Data processing and analysis
Data processing was performed in a RedHat Enterprise Linux environment with GNU bash version 4.2.46(20)-release. GNU coreutils version 8.22, GNU grep version 2.20, GNU sed version 4.2.2, gzip version 1.5, and GNU awk version 4.0.2 were all used for file processing and handling. Conda version 4.8.2 (https://docs.conda.io/en/latest/) was used to facilitate installation of software and packages. Code parallelization was performed with GNU parallel [81] version 20180322. Previously published data was downloaded using curl version 7.65.3 (https://curl.se/) and sra-tools version 2.10.4 (https://github.com/ncbi/sra-tools). Image file processing was performed with the help of ghostscript version 9.25 (https://ghostscript.com/) and imagemagick version 7.0.4-7 (https://imagemagick.org/index.php). BED format files were processed using bedtools [68] version 2.28.0 and bedGraphToBigWig version 4 (https://www.encodeproject.org/software/bedgraphtobigwig/). SAM and BAM format files were processed with SAMtools [82] version 1.8 and Picard version 2.9.0 (https://broadinstitute.github.io/picard/).
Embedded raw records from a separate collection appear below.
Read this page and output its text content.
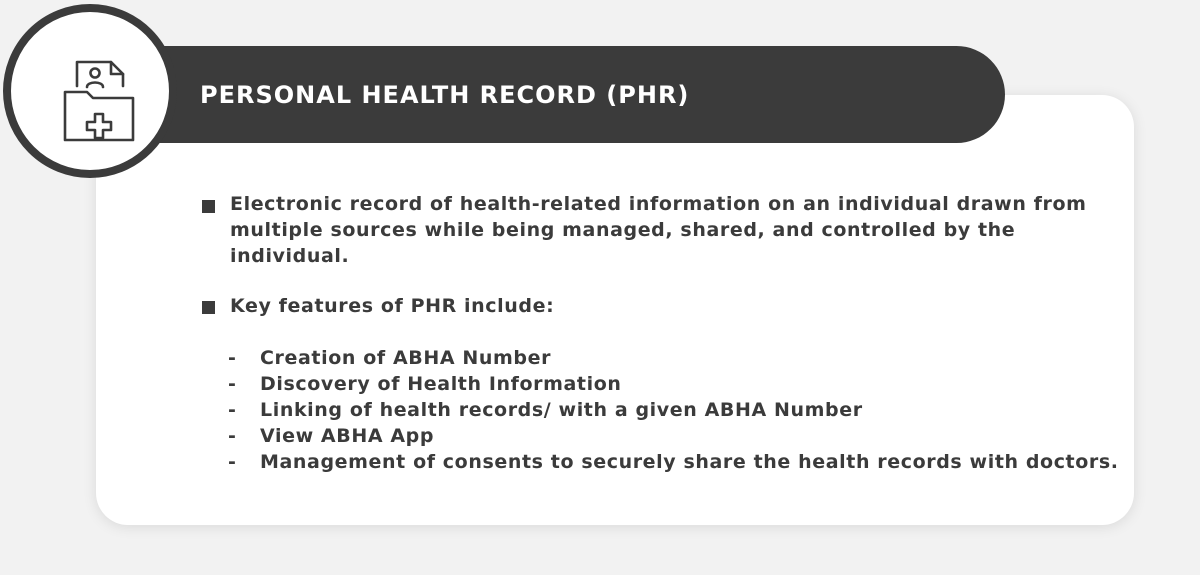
PERSONAL HEALTH RECORD (PHR)

Electronic record of health-related information on an individual drawn from multiple sources while being managed, shared, and controlled by the individual.

Key features of PHR include:

-	Creation of ABHA Number
-	Discovery of Health Information
-	Linking of health records/ with a given ABHA Number
-	View ABHA App
-	Management of consents to securely share the health records with doctors.
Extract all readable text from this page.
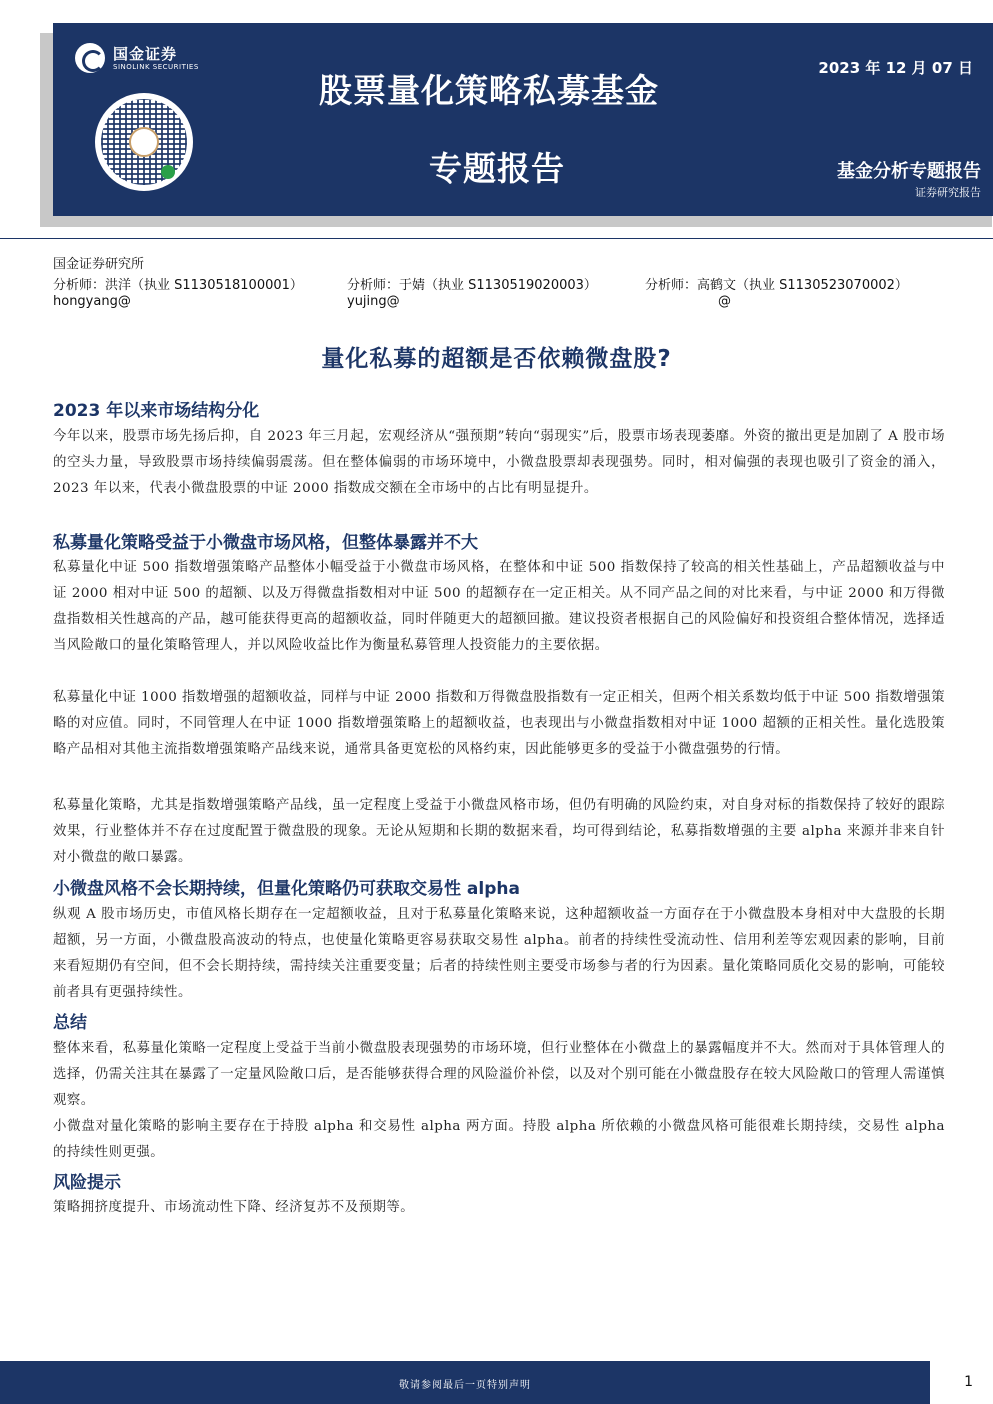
国金证券
SINOLINK SECURITIES
股票量化策略私募基金
专题报告
2023 年 12 月 07 日
基金分析专题报告
证券研究报告
国金证券研究所
分析师：洪洋（执业 S1130518100001）	分析师：于婧（执业 S1130519020003）	分析师：高鹤文（执业 S1130523070002）
hongyang@	yujing@	@
量化私募的超额是否依赖微盘股?
2023 年以来市场结构分化
今年以来，股票市场先扬后抑，自 2023 年三月起，宏观经济从“强预期”转向“弱现实”后，股票市场表现萎靡。外资的撤出更是加剧了 A 股市场的空头力量，导致股票市场持续偏弱震荡。但在整体偏弱的市场环境中，小微盘股票却表现强势。同时，相对偏强的表现也吸引了资金的涌入，2023 年以来，代表小微盘股票的中证 2000 指数成交额在全市场中的占比有明显提升。
私募量化策略受益于小微盘市场风格，但整体暴露并不大
私募量化中证 500 指数增强策略产品整体小幅受益于小微盘市场风格，在整体和中证 500 指数保持了较高的相关性基础上，产品超额收益与中证 2000 相对中证 500 的超额、以及万得微盘指数相对中证 500 的超额存在一定正相关。从不同产品之间的对比来看，与中证 2000 和万得微盘指数相关性越高的产品，越可能获得更高的超额收益，同时伴随更大的超额回撤。建议投资者根据自己的风险偏好和投资组合整体情况，选择适当风险敞口的量化策略管理人，并以风险收益比作为衡量私募管理人投资能力的主要依据。
私募量化中证 1000 指数增强的超额收益，同样与中证 2000 指数和万得微盘股指数有一定正相关，但两个相关系数均低于中证 500 指数增强策略的对应值。同时，不同管理人在中证 1000 指数增强策略上的超额收益，也表现出与小微盘指数相对中证 1000 超额的正相关性。量化选股策略产品相对其他主流指数增强策略产品线来说，通常具备更宽松的风格约束，因此能够更多的受益于小微盘强势的行情。
私募量化策略，尤其是指数增强策略产品线，虽一定程度上受益于小微盘风格市场，但仍有明确的风险约束，对自身对标的指数保持了较好的跟踪效果，行业整体并不存在过度配置于微盘股的现象。无论从短期和长期的数据来看，均可得到结论，私募指数增强的主要 alpha 来源并非来自针对小微盘的敞口暴露。
小微盘风格不会长期持续，但量化策略仍可获取交易性 alpha
纵观 A 股市场历史，市值风格长期存在一定超额收益，且对于私募量化策略来说，这种超额收益一方面存在于小微盘股本身相对中大盘股的长期超额，另一方面，小微盘股高波动的特点，也使量化策略更容易获取交易性 alpha。前者的持续性受流动性、信用利差等宏观因素的影响，目前来看短期仍有空间，但不会长期持续，需持续关注重要变量；后者的持续性则主要受市场参与者的行为因素。量化策略同质化交易的影响，可能较前者具有更强持续性。
总结
整体来看，私募量化策略一定程度上受益于当前小微盘股表现强势的市场环境，但行业整体在小微盘上的暴露幅度并不大。然而对于具体管理人的选择，仍需关注其在暴露了一定量风险敞口后，是否能够获得合理的风险溢价补偿，以及对个别可能在小微盘股存在较大风险敞口的管理人需谨慎观察。
小微盘对量化策略的影响主要存在于持股 alpha 和交易性 alpha 两方面。持股 alpha 所依赖的小微盘风格可能很难长期持续，交易性 alpha 的持续性则更强。
风险提示
策略拥挤度提升、市场流动性下降、经济复苏不及预期等。
敬请参阅最后一页特别声明	1
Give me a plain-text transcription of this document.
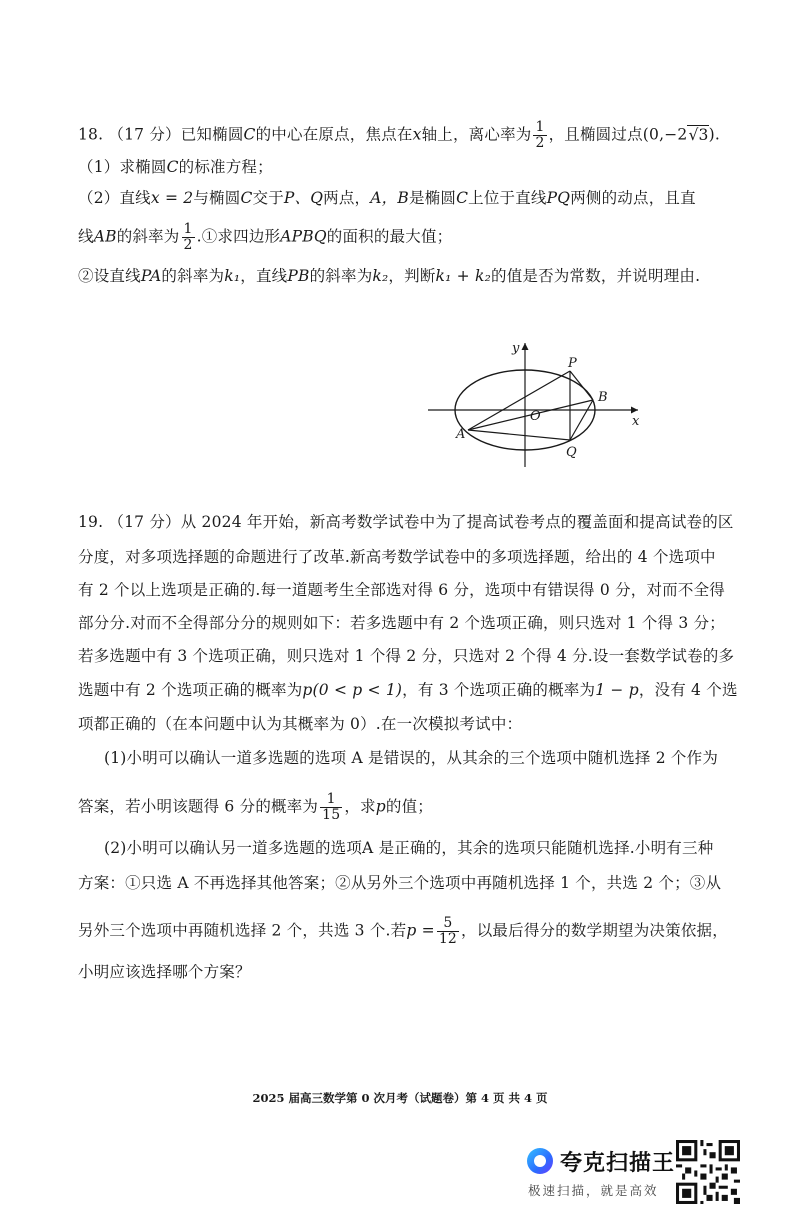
18. （17 分）已知椭圆C的中心在原点，焦点在x轴上，离心率为 $\frac{1}{2}$ ，且椭圆过点(0,−2√3).
（1）求椭圆C的标准方程；
（2）直线x = 2与椭圆C交于P、Q两点，A，B是椭圆C上位于直线PQ两侧的动点，且直
线AB的斜率为 $\frac{1}{2}$ .①求四边形APBQ的面积的最大值；
②设直线PA的斜率为k₁，直线PB的斜率为k₂，判断k₁ + k₂的值是否为常数，并说明理由.
y
x
O
P
B
A
Q
19. （17 分）从 2024 年开始，新高考数学试卷中为了提高试卷考点的覆盖面和提高试卷的区
分度，对多项选择题的命题进行了改革.新高考数学试卷中的多项选择题，给出的 4 个选项中
有 2 个以上选项是正确的.每一道题考生全部选对得 6 分，选项中有错误得 0 分，对而不全得
部分分.对而不全得部分分的规则如下：若多选题中有 2 个选项正确，则只选对 1 个得 3 分；
若多选题中有 3 个选项正确，则只选对 1 个得 2 分，只选对 2 个得 4 分.设一套数学试卷的多
选题中有 2 个选项正确的概率为p(0 < p < 1)，有 3 个选项正确的概率为1 − p，没有 4 个选
项都正确的（在本问题中认为其概率为 0）.在一次模拟考试中：
(1)小明可以确认一道多选题的选项 A 是错误的，从其余的三个选项中随机选择 2 个作为
答案，若小明该题得 6 分的概率为 $\frac{1}{15}$ ，求p的值；
(2)小明可以确认另一道多选题的选项A 是正确的，其余的选项只能随机选择.小明有三种
方案：①只选 A 不再选择其他答案；②从另外三个选项中再随机选择 1 个，共选 2 个；③从
另外三个选项中再随机选择 2 个，共选 3 个.若$p = \frac{5}{12}$ ，以最后得分的数学期望为决策依据，
小明应该选择哪个方案？
2025 届高三数学第 0 次月考（试题卷）第 4 页 共 4 页
夸克扫描王
极速扫描，就是高效
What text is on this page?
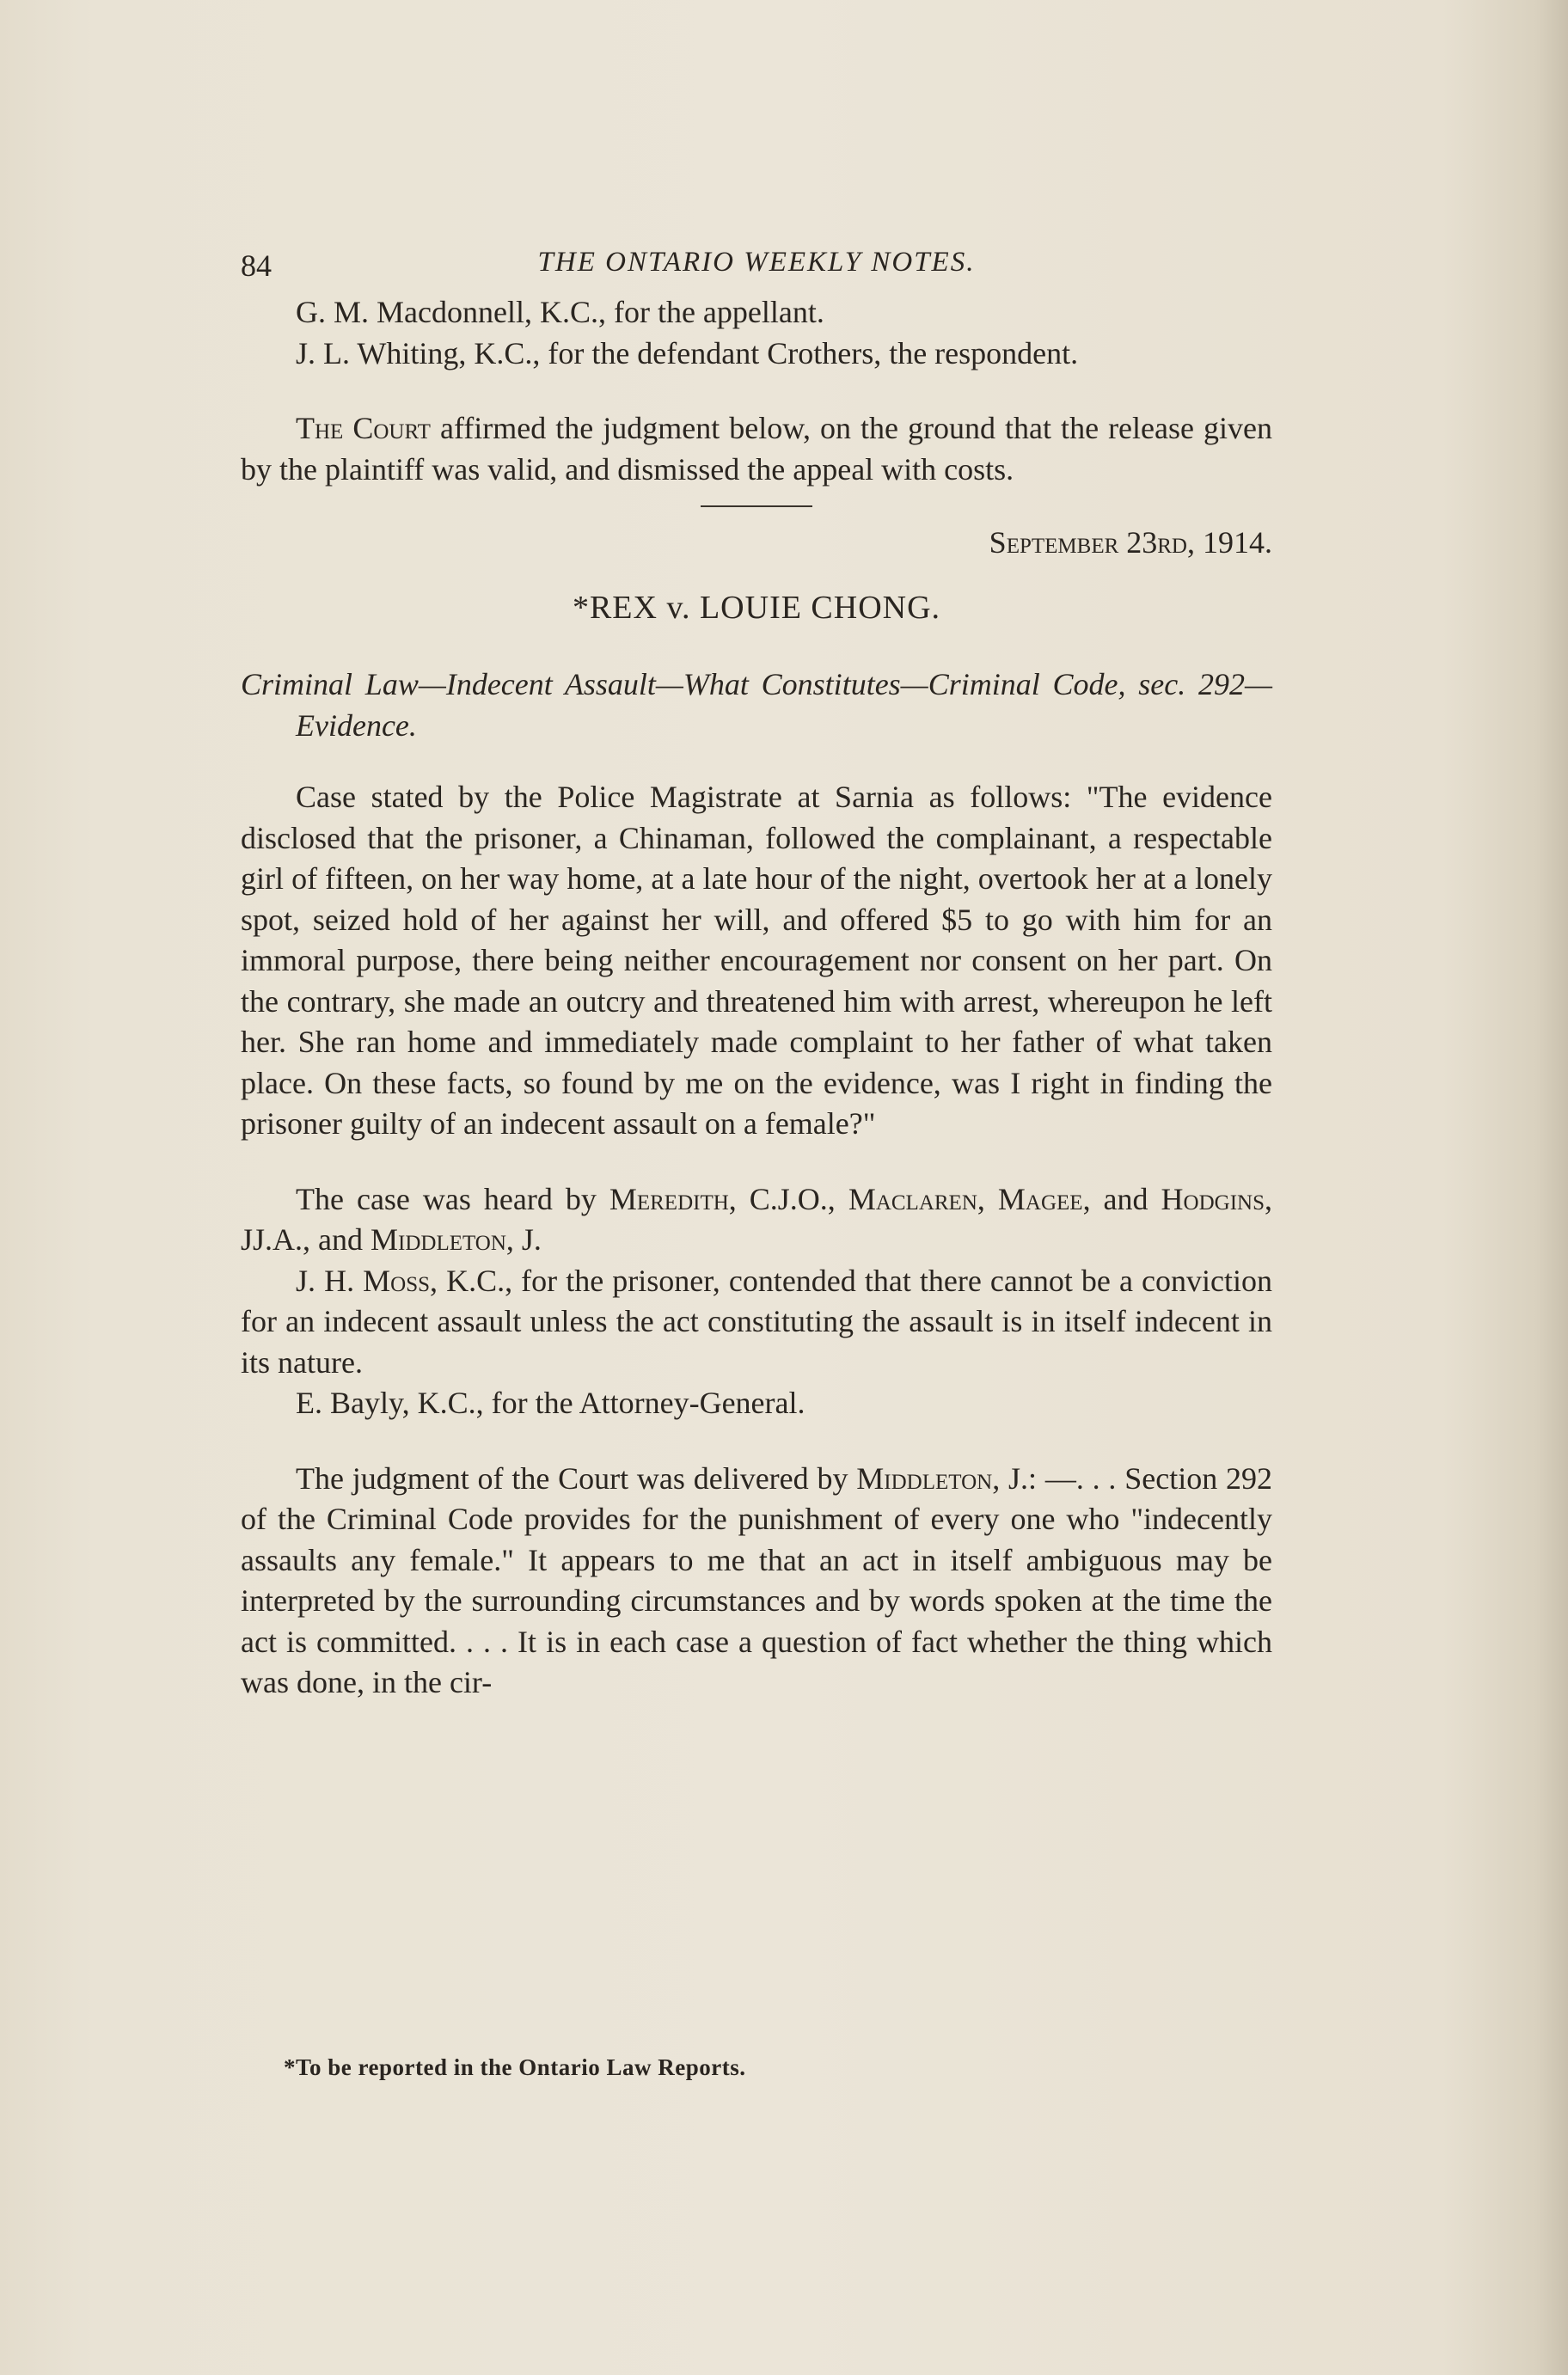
84	THE ONTARIO WEEKLY NOTES.

G. M. Macdonnell, K.C., for the appellant.

J. L. Whiting, K.C., for the defendant Crothers, the respondent.

The Court affirmed the judgment below, on the ground that the release given by the plaintiff was valid, and dismissed the appeal with costs.

September 23rd, 1914.

*REX v. LOUIE CHONG.

Criminal Law—Indecent Assault—What Constitutes—Criminal Code, sec. 292—Evidence.

Case stated by the Police Magistrate at Sarnia as follows: "The evidence disclosed that the prisoner, a Chinaman, followed the complainant, a respectable girl of fifteen, on her way home, at a late hour of the night, overtook her at a lonely spot, seized hold of her against her will, and offered $5 to go with him for an immoral purpose, there being neither encouragement nor consent on her part. On the contrary, she made an outcry and threatened him with arrest, whereupon he left her. She ran home and immediately made complaint to her father of what taken place. On these facts, so found by me on the evidence, was I right in finding the prisoner guilty of an indecent assault on a female?"

The case was heard by Meredith, C.J.O., Maclaren, Magee, and Hodgins, JJ.A., and Middleton, J.

J. H. Moss, K.C., for the prisoner, contended that there cannot be a conviction for an indecent assault unless the act constituting the assault is in itself indecent in its nature.

E. Bayly, K.C., for the Attorney-General.

The judgment of the Court was delivered by Middleton, J.: —. . . Section 292 of the Criminal Code provides for the punishment of every one who "indecently assaults any female." It appears to me that an act in itself ambiguous may be interpreted by the surrounding circumstances and by words spoken at the time the act is committed. . . . It is in each case a question of fact whether the thing which was done, in the cir-

*To be reported in the Ontario Law Reports.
Data processing was also facilitated by custom Python scripts written in Python version 3.7.4 with the help of the pandas [83] version 0.25.1 and numpy [84] version 1.17.2 modules. The scipy [85] version 1.4.1 and more-intertools version 7.2.0 (https://more-itertools.readthedocs.io/) modules were also used.
Data analysis and statistical analyses were performed in R version 3.6.1. Data handling was processed using data.table [86] version 1.13.6, tidyr [87] version 1.1.3, reshape2 [88] version 1.4.4, and dplyr [89] version 1.0.4 packages. Plotting was performed using the ggplot2 [90] version 3.3.5 package, with help from RColorBrewer [91] version 1.1.2, scales [92] version 1.1.1, cowplot [93] version 1.1.1, ggprepel [94] version 0.9.1, and ggpubr [95] version 0.4.0 packages. The Gviz [96] version 1.28.3 was used for BAM file visualization. Tables were made using gt [97] version 0.3.1.